Gulf Coast Association of Geological Societies Transactions
Vol. 37 (1987), Pages 35-42

Fan-Delta Reservoirs in the Lower Cotton Valley Group (Jurassic), Kildare Field, Northeast Texas

Cynthia E. Black (1), Robert R. Berg (2)

ABSTRACT

Fan deltas are alluvial fans that prograde into a standing body of water from a proximal highland area. Few fan deltas have been recognized in the subsurface, but the Cotton Valley Taylor "B" sandstone can be interpreted as the distal part of a fan delta in Kildare field, Cass County, Texas. Three facies are distinguished in cores of two sandstones that are 40 ft (12 m) in thickness. They are, in descending order, (1) a beach facies of massive to laminated, well-sorted sandstone, (2) a channel facies of massive to laminated, pebbly sandstones and (3) an offshore facies of very fine-grained sandstones and interbedded black shales.

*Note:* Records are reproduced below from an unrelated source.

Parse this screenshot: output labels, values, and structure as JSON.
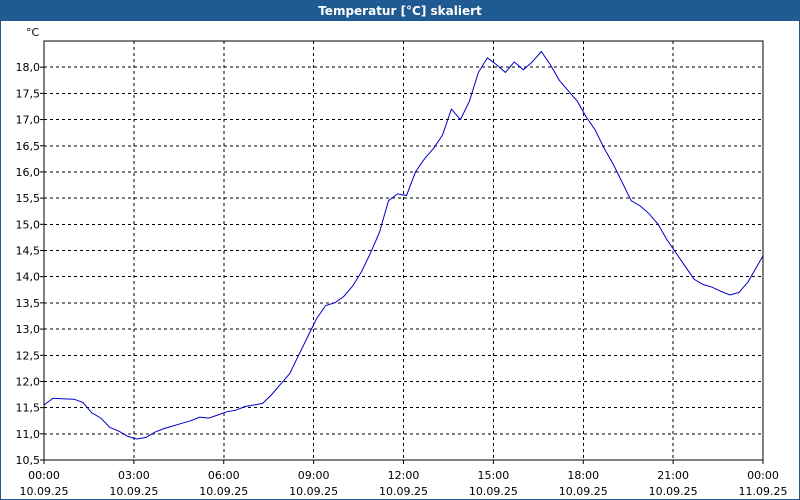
{
  "window": {
    "title": "Temperatur [°C] skaliert"
  },
  "chart_data": {
    "type": "line",
    "title": "Temperatur [°C] skaliert",
    "ylabel": "°C",
    "xlabel": "",
    "ylim": [
      10.5,
      18.5
    ],
    "xlim_hours": [
      0,
      24
    ],
    "grid": true,
    "series_color": "#0000c8",
    "yticks": [
      "10,5",
      "11,0",
      "11,5",
      "12,0",
      "12,5",
      "13,0",
      "13,5",
      "14,0",
      "14,5",
      "15,0",
      "15,5",
      "16,0",
      "16,5",
      "17,0",
      "17,5",
      "18,0"
    ],
    "xticks": [
      {
        "time": "00:00",
        "date": "10.09.25"
      },
      {
        "time": "03:00",
        "date": "10.09.25"
      },
      {
        "time": "06:00",
        "date": "10.09.25"
      },
      {
        "time": "09:00",
        "date": "10.09.25"
      },
      {
        "time": "12:00",
        "date": "10.09.25"
      },
      {
        "time": "15:00",
        "date": "10.09.25"
      },
      {
        "time": "18:00",
        "date": "10.09.25"
      },
      {
        "time": "21:00",
        "date": "10.09.25"
      },
      {
        "time": "00:00",
        "date": "11.09.25"
      }
    ],
    "series": [
      {
        "x": [
          0.0,
          0.3,
          0.6,
          1.0,
          1.3,
          1.6,
          1.9,
          2.2,
          2.5,
          2.8,
          3.1,
          3.4,
          3.7,
          4.0,
          4.3,
          4.6,
          4.9,
          5.2,
          5.5,
          5.8,
          6.1,
          6.4,
          6.7,
          7.0,
          7.3,
          7.6,
          7.9,
          8.2,
          8.5,
          8.8,
          9.1,
          9.4,
          9.7,
          10.0,
          10.3,
          10.6,
          10.9,
          11.2,
          11.5,
          11.8,
          12.1,
          12.4,
          12.7,
          13.0,
          13.3,
          13.6,
          13.9,
          14.2,
          14.5,
          14.8,
          15.1,
          15.4,
          15.7,
          16.0,
          16.3,
          16.6,
          16.9,
          17.2,
          17.5,
          17.8,
          18.1,
          18.4,
          18.7,
          19.0,
          19.3,
          19.6,
          19.9,
          20.2,
          20.5,
          20.8,
          21.1,
          21.4,
          21.7,
          22.0,
          22.3,
          22.6,
          22.9,
          23.2,
          23.5,
          23.8,
          24.0
        ],
        "y": [
          11.55,
          11.68,
          11.67,
          11.66,
          11.6,
          11.4,
          11.3,
          11.12,
          11.05,
          10.95,
          10.9,
          10.93,
          11.03,
          11.1,
          11.15,
          11.2,
          11.25,
          11.32,
          11.3,
          11.36,
          11.42,
          11.45,
          11.52,
          11.55,
          11.58,
          11.75,
          11.95,
          12.15,
          12.5,
          12.85,
          13.2,
          13.45,
          13.5,
          13.62,
          13.82,
          14.1,
          14.45,
          14.85,
          15.45,
          15.58,
          15.55,
          16.0,
          16.25,
          16.45,
          16.7,
          17.2,
          17.0,
          17.35,
          17.9,
          18.18,
          18.05,
          17.9,
          18.1,
          17.95,
          18.1,
          18.3,
          18.05,
          17.75,
          17.55,
          17.35,
          17.05,
          16.8,
          16.45,
          16.15,
          15.8,
          15.45,
          15.35,
          15.2,
          15.0,
          14.7,
          14.45,
          14.2,
          13.95,
          13.85,
          13.8,
          13.72,
          13.65,
          13.7,
          13.9,
          14.2,
          14.4
        ]
      }
    ]
  }
}
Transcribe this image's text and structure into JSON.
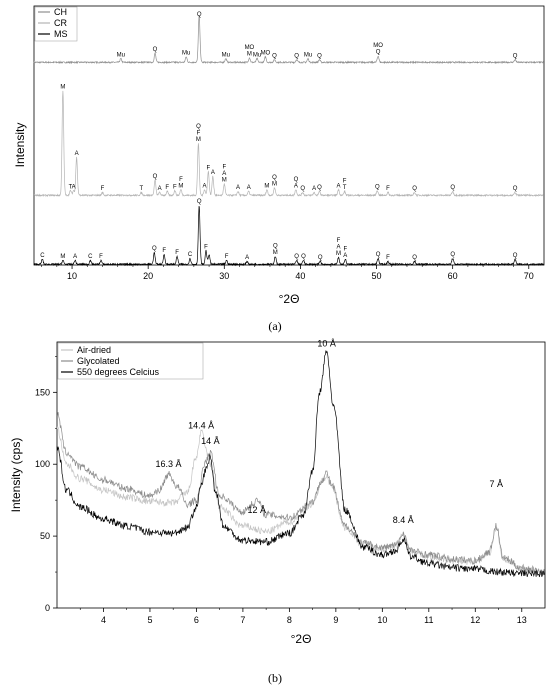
{
  "panels": {
    "a_caption": "(a)",
    "b_caption": "(b)"
  },
  "chart_data": [
    {
      "type": "line",
      "panel": "(a)",
      "xlabel": "°2Θ",
      "ylabel": "Intensity",
      "xlim": [
        5,
        72
      ],
      "xticks": [
        10,
        20,
        30,
        40,
        50,
        60,
        70
      ],
      "legend": {
        "placement": "top-left",
        "entries": [
          "CH",
          "CR",
          "MS"
        ]
      },
      "colors": {
        "CH": "#909090",
        "CR": "#b4b4b4",
        "MS": "#000000"
      },
      "series": [
        {
          "name": "CH",
          "peaks": [
            {
              "x": 16.4,
              "h": 4,
              "label": "Mu"
            },
            {
              "x": 20.9,
              "h": 10,
              "label": "Q"
            },
            {
              "x": 25.0,
              "h": 6,
              "label": "Mu"
            },
            {
              "x": 26.7,
              "h": 52,
              "label": "Q"
            },
            {
              "x": 30.2,
              "h": 4,
              "label": "Mu"
            },
            {
              "x": 33.3,
              "h": 5,
              "label": "MO\nM"
            },
            {
              "x": 34.3,
              "h": 4,
              "label": "Mu"
            },
            {
              "x": 35.4,
              "h": 6,
              "label": "MO"
            },
            {
              "x": 36.6,
              "h": 3,
              "label": "Q"
            },
            {
              "x": 39.5,
              "h": 3,
              "label": "Q"
            },
            {
              "x": 41.0,
              "h": 4,
              "label": "Mu"
            },
            {
              "x": 42.5,
              "h": 3,
              "label": "Q"
            },
            {
              "x": 50.2,
              "h": 7,
              "label": "MO\nQ"
            },
            {
              "x": 68.2,
              "h": 3,
              "label": "Q"
            }
          ]
        },
        {
          "name": "CR",
          "peaks": [
            {
              "x": 8.8,
              "h": 110,
              "label": "M"
            },
            {
              "x": 9.8,
              "h": 5,
              "label": "T"
            },
            {
              "x": 10.2,
              "h": 5,
              "label": "A"
            },
            {
              "x": 10.6,
              "h": 40,
              "label": "A"
            },
            {
              "x": 14.0,
              "h": 3,
              "label": "F"
            },
            {
              "x": 19.1,
              "h": 3,
              "label": "T"
            },
            {
              "x": 20.9,
              "h": 16,
              "label": "Q"
            },
            {
              "x": 21.5,
              "h": 3,
              "label": "A"
            },
            {
              "x": 22.5,
              "h": 4,
              "label": "F"
            },
            {
              "x": 23.5,
              "h": 5,
              "label": "F"
            },
            {
              "x": 24.3,
              "h": 6,
              "label": "F\nM"
            },
            {
              "x": 26.6,
              "h": 55,
              "label": "Q\nF\nM"
            },
            {
              "x": 27.4,
              "h": 6,
              "label": "A"
            },
            {
              "x": 27.9,
              "h": 25,
              "label": "F"
            },
            {
              "x": 28.5,
              "h": 20,
              "label": "A"
            },
            {
              "x": 30.0,
              "h": 12,
              "label": "F\nA\nM"
            },
            {
              "x": 31.8,
              "h": 4,
              "label": "A"
            },
            {
              "x": 33.2,
              "h": 4,
              "label": "A"
            },
            {
              "x": 35.6,
              "h": 6,
              "label": "M"
            },
            {
              "x": 36.6,
              "h": 8,
              "label": "Q\nM"
            },
            {
              "x": 39.4,
              "h": 6,
              "label": "Q\nA"
            },
            {
              "x": 40.3,
              "h": 3,
              "label": "Q"
            },
            {
              "x": 41.8,
              "h": 3,
              "label": "A"
            },
            {
              "x": 42.5,
              "h": 4,
              "label": "Q"
            },
            {
              "x": 45.0,
              "h": 6,
              "label": "A"
            },
            {
              "x": 45.8,
              "h": 4,
              "label": "F\nT"
            },
            {
              "x": 50.1,
              "h": 5,
              "label": "Q"
            },
            {
              "x": 51.5,
              "h": 3,
              "label": "F"
            },
            {
              "x": 55.0,
              "h": 3,
              "label": "Q"
            },
            {
              "x": 60.0,
              "h": 4,
              "label": "Q"
            },
            {
              "x": 68.2,
              "h": 3,
              "label": "Q"
            }
          ]
        },
        {
          "name": "MS",
          "peaks": [
            {
              "x": 6.1,
              "h": 5,
              "label": "C"
            },
            {
              "x": 8.8,
              "h": 4,
              "label": "M"
            },
            {
              "x": 10.4,
              "h": 4,
              "label": "A"
            },
            {
              "x": 12.4,
              "h": 4,
              "label": "C"
            },
            {
              "x": 13.8,
              "h": 4,
              "label": "F"
            },
            {
              "x": 20.8,
              "h": 12,
              "label": "Q"
            },
            {
              "x": 22.1,
              "h": 10,
              "label": "F"
            },
            {
              "x": 23.8,
              "h": 8,
              "label": "F"
            },
            {
              "x": 25.5,
              "h": 6,
              "label": "C"
            },
            {
              "x": 26.7,
              "h": 60,
              "label": "Q"
            },
            {
              "x": 27.6,
              "h": 14,
              "label": "F"
            },
            {
              "x": 28.0,
              "h": 10,
              "label": ""
            },
            {
              "x": 30.3,
              "h": 4,
              "label": "F"
            },
            {
              "x": 33.0,
              "h": 3,
              "label": "A"
            },
            {
              "x": 36.7,
              "h": 8,
              "label": "Q\nM"
            },
            {
              "x": 39.5,
              "h": 4,
              "label": "Q"
            },
            {
              "x": 40.4,
              "h": 4,
              "label": "Q"
            },
            {
              "x": 42.6,
              "h": 3,
              "label": "Q"
            },
            {
              "x": 45.0,
              "h": 7,
              "label": "F\nA\nM"
            },
            {
              "x": 45.9,
              "h": 5,
              "label": "F\nA"
            },
            {
              "x": 50.2,
              "h": 6,
              "label": "Q"
            },
            {
              "x": 51.5,
              "h": 3,
              "label": "F"
            },
            {
              "x": 55.0,
              "h": 3,
              "label": "Q"
            },
            {
              "x": 60.0,
              "h": 6,
              "label": "Q"
            },
            {
              "x": 68.2,
              "h": 5,
              "label": "Q"
            }
          ]
        }
      ]
    },
    {
      "type": "line",
      "panel": "(b)",
      "xlabel": "°2Θ",
      "ylabel": "Intensity (cps)",
      "xlim": [
        3,
        13.5
      ],
      "ylim": [
        0,
        185
      ],
      "xticks": [
        4,
        5,
        6,
        7,
        8,
        9,
        10,
        11,
        12,
        13
      ],
      "yticks": [
        0,
        50,
        100,
        150
      ],
      "legend": {
        "placement": "top-left",
        "entries": [
          "Air-dried",
          "Glycolated",
          "550 degrees Celcius"
        ]
      },
      "colors": {
        "Air-dried": "#c4c4c4",
        "Glycolated": "#8c8c8c",
        "550 degrees Celcius": "#000000"
      },
      "annotations": [
        {
          "x": 5.4,
          "y": 98,
          "text": "16.3 Å"
        },
        {
          "x": 6.1,
          "y": 125,
          "text": "14.4 Å"
        },
        {
          "x": 6.3,
          "y": 114,
          "text": "14 Å"
        },
        {
          "x": 7.3,
          "y": 66,
          "text": "12 Å"
        },
        {
          "x": 8.8,
          "y": 182,
          "text": "10 Å"
        },
        {
          "x": 10.45,
          "y": 59,
          "text": "8.4 Å"
        },
        {
          "x": 12.45,
          "y": 84,
          "text": "7 Å"
        }
      ],
      "series": [
        {
          "name": "Air-dried",
          "x": [
            3,
            3.2,
            3.5,
            4,
            4.5,
            5,
            5.5,
            5.8,
            6.0,
            6.1,
            6.3,
            6.5,
            7,
            7.5,
            8,
            8.5,
            8.7,
            8.8,
            8.9,
            9.2,
            9.6,
            10,
            10.3,
            10.45,
            10.6,
            11,
            11.5,
            12,
            12.3,
            12.45,
            12.6,
            13,
            13.5
          ],
          "y": [
            125,
            100,
            90,
            82,
            77,
            74,
            73,
            80,
            105,
            122,
            100,
            70,
            57,
            53,
            60,
            72,
            88,
            92,
            85,
            56,
            44,
            41,
            43,
            51,
            40,
            36,
            33,
            32,
            38,
            56,
            34,
            27,
            25
          ]
        },
        {
          "name": "Glycolated",
          "x": [
            3,
            3.2,
            3.5,
            4,
            4.5,
            5,
            5.2,
            5.4,
            5.6,
            5.8,
            6.0,
            6.2,
            6.3,
            6.5,
            7,
            7.2,
            7.3,
            7.5,
            8,
            8.5,
            8.7,
            8.8,
            8.9,
            9.2,
            9.6,
            10,
            10.3,
            10.45,
            10.6,
            11,
            11.5,
            12,
            12.3,
            12.45,
            12.6,
            13,
            13.5
          ],
          "y": [
            135,
            108,
            98,
            89,
            83,
            78,
            82,
            93,
            84,
            72,
            75,
            102,
            108,
            78,
            67,
            72,
            75,
            65,
            63,
            74,
            89,
            94,
            86,
            57,
            45,
            42,
            44,
            52,
            40,
            37,
            34,
            33,
            39,
            57,
            35,
            28,
            25
          ]
        },
        {
          "name": "550 degrees Celcius",
          "x": [
            3,
            3.2,
            3.5,
            4,
            4.5,
            5,
            5.5,
            5.8,
            6.0,
            6.1,
            6.2,
            6.3,
            6.4,
            6.6,
            7,
            7.5,
            8,
            8.3,
            8.5,
            8.65,
            8.8,
            8.95,
            9.2,
            9.6,
            10,
            10.3,
            10.45,
            10.6,
            11,
            11.5,
            12,
            12.5,
            13,
            13.5
          ],
          "y": [
            112,
            82,
            70,
            62,
            57,
            53,
            52,
            56,
            70,
            85,
            96,
            105,
            82,
            56,
            47,
            46,
            52,
            65,
            95,
            150,
            178,
            140,
            68,
            42,
            37,
            40,
            48,
            36,
            31,
            28,
            27,
            25,
            24,
            24
          ]
        }
      ]
    }
  ]
}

Facies 1 is a fine-grained (0.21 mm) and nearly structureless unit that is 15 ft (5 m) thick, lacks bedsets and has a high quartz content that approaches 95%. Facies 2 is conglomeratic in beds that fine upward and are 0.5 to 3 ft (0.15 to 1 m) in thickness. Facies 3 is thinly bedded in massive to laminated sets that are graded and separated by black shales. The total section represents a coarsening upward, rapidly prograding sequence that was partly reworked by wave action at the top. The dip-trending channel facies (2) is overlain by the strike-trending beach facies (1). Higher porosities of 12% and permeabilities of 7 md are found in the beach facies.